I have been thinking a lot about my weight loss lately and I have lost 13 pounds over the last six months or so. That is not bad at all it is just not what I want. I want things to go faster because I have no patience with this in my life. It much harder for me to have patience with myself than with others.
I have been stressed about it too much and I am just going to keep working at eating healthy and working out. I know that I feel better and I can get more done when I keep it up. I can try to work on tweaking my workouts for more fat loss too.
So in all I have been doing very well with my working out and I just need to get a handle on eating healthy. I love healthy fresh meals I just don't like to cook them.

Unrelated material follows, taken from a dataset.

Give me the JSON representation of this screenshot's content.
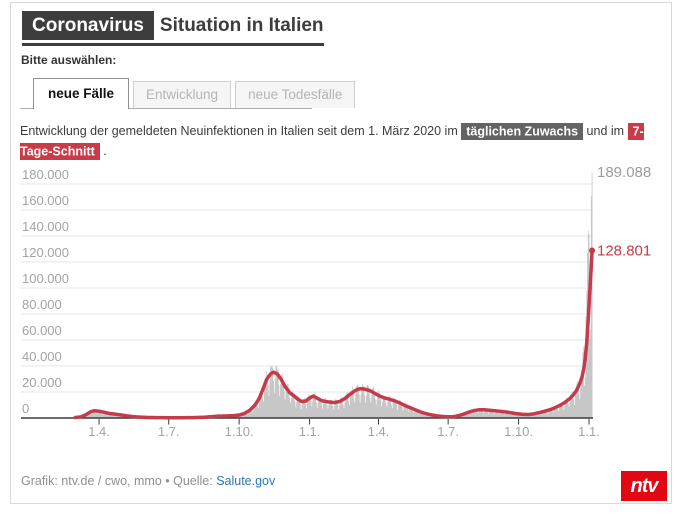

I have noticed I do best when I eat fresh healthy meals and don't spend half my free time freaking out about how many calories are in them. I actually loose more weight when I don't count calories and just try to make smart choices. It has been great to have this blog because I can look back and see the results and when they have been the best.
I didn't get my workout in yesterday but I had six days in a row before that. I am going to change my goals a lot. My goals are no longer going to center on actual weight. I am going to have a goal to get into a size 7 or less in the sewing patterns that I make. I can't say I don't care about my weight but it does seem like muscle builds before fat is lost. I have read a lot of articles that say be patient and keep it up eventually it will come off. Jeff King has been encouraging me not to worry about the weight for months and well I just have to listen now. If another six months go by and I am not smaller it will be time to visit my doctor to see if there is anything else going on.
My weekly goals will be to work out a little everyday. I want to keep that goal so next time things turn out like yesterday I will just hop on the elliptical or treadmill for 20-30 minutes instead of skipping it. On my days off I want to do at least 90 minutes and work days at least 45 minutes. I am not going to go crazy thought and feel defeated if I don't get as much in as I would like.
I have to work three days again the next two weeks so it changes my plans. I am not complaining it is more money we can save. Then the girl who took over my job will be back three days a week for a while. Two days is more than enough for me. I can pay all the utilities with that and still have some money for sewing stuff and books. I can't wait to have more time for my favorite hobbies especially sitting down with at real book to get away from this world for a few hours.
I good book and good times, make it all better some how.